Sabe aquela luzinha vermelha ou amarela que acende no painel do carro para avisar que a gasolina está acabando, ou que a temperatura está alta demais, ou que há alguma coisa errada com o nível do óleo?
Pois é: o ministro Paulo Guedes precisa mandar consertar, urgente, a sua.
Por falta de um alerta automático que diz “não utilize essa palavra”, “não fale isso agora”, etc., o carro ainda vai acabar deixando o ministro na mão, travado à beira da estrada.
Todo mundo – todo mundo mesmo – gostaria de dizer “na lata” uma porção de coisas.
Só que não diz, porque se você for dizer a verdade sempre, sobre tudo, e na frente de todos, a sua vida ficará insuportável.
Em política, então, é pior ainda.
A última, depois do “parasitas” para os funcionários públicos, é a das “domésticas” que estão indo para a Disney, uma prova de que o dólar anda baixo demais.

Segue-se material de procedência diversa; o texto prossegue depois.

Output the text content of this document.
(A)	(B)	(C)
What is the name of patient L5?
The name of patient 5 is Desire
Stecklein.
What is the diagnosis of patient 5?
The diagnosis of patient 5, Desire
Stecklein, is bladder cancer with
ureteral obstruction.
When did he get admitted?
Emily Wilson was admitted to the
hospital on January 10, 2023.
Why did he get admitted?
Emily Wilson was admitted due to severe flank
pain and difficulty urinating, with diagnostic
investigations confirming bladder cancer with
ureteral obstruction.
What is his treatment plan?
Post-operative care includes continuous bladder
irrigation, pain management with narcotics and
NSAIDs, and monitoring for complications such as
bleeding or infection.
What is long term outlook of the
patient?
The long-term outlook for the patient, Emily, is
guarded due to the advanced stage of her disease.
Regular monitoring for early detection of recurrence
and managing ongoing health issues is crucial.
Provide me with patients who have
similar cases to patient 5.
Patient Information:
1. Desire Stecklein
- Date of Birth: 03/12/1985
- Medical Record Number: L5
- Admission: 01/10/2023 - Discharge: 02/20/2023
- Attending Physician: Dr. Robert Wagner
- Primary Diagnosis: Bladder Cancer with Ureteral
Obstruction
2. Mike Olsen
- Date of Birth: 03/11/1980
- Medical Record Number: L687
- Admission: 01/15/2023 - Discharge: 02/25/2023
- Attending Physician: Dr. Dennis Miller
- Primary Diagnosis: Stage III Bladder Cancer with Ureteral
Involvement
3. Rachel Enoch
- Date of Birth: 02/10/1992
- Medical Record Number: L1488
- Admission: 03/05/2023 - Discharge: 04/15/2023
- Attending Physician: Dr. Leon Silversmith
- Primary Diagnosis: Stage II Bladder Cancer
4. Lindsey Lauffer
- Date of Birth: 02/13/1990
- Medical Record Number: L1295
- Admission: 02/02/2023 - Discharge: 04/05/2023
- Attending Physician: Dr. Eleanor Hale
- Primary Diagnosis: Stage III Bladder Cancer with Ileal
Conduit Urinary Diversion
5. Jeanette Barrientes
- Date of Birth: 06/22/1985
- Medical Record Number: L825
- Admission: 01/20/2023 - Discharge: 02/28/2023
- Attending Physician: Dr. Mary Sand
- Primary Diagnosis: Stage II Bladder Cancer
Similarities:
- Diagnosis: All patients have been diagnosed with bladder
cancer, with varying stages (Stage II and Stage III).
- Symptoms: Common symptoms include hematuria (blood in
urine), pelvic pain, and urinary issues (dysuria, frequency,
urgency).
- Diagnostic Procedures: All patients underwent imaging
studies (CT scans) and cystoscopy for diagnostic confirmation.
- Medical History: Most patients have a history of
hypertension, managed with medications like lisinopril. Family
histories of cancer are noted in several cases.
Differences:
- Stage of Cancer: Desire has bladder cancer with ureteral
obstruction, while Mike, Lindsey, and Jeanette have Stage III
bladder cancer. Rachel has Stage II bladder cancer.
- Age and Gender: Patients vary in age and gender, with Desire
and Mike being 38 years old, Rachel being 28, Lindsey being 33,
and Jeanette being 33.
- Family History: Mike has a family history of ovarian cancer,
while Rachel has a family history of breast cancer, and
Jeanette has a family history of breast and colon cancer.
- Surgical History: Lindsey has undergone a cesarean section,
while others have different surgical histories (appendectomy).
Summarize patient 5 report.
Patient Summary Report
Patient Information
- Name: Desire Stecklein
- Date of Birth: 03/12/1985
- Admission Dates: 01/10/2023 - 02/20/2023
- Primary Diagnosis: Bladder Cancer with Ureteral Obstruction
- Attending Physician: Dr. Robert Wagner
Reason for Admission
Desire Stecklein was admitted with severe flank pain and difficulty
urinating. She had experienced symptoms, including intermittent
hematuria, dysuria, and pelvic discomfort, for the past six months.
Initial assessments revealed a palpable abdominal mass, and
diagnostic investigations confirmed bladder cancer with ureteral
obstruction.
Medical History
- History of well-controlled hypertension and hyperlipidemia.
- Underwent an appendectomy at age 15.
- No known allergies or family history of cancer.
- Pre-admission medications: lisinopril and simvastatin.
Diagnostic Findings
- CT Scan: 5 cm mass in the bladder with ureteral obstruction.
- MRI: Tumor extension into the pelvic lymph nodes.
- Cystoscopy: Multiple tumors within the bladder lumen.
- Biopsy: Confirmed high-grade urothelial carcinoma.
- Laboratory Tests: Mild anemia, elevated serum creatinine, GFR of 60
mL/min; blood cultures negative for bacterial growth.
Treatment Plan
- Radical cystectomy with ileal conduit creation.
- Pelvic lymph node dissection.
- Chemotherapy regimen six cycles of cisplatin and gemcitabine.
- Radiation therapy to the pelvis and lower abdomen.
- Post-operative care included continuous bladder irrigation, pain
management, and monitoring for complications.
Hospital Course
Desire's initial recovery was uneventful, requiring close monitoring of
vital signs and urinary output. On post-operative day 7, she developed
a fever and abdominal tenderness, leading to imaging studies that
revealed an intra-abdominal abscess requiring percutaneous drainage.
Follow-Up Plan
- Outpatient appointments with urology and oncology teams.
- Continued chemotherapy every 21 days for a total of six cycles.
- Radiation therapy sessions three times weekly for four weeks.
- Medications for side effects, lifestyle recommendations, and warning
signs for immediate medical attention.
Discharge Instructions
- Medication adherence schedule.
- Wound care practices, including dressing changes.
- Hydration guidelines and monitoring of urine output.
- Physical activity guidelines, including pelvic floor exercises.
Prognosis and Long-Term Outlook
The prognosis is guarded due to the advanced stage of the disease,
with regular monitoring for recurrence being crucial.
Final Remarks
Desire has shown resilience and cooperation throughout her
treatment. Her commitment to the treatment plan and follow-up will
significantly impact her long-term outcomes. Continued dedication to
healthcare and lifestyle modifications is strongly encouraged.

Nove em 10 brasileiros acham a mesma coisa, ou fingem que não acham porque têm vergonha de dizer.
Só que fica todo mundo quieto, mantendo suas opiniões para si próprio ou para o seu círculo mais estreito de relações.
Se não for assim, dá problema.
Para um ministro de Estado, então, dá problema de tamanho federal.
É uma festa para os inimigos – principalmente para aqueles que mal se lembram da cara dos seus empregados domésticos, mas se cobrem de indignação com mais essa prova da alma “antipovo” de Guedes.
O mundo é hipócrita.
O mundo político é três vezes hipócrita.
É um perigo andar por aí sem as luzinhas de advertência no painel.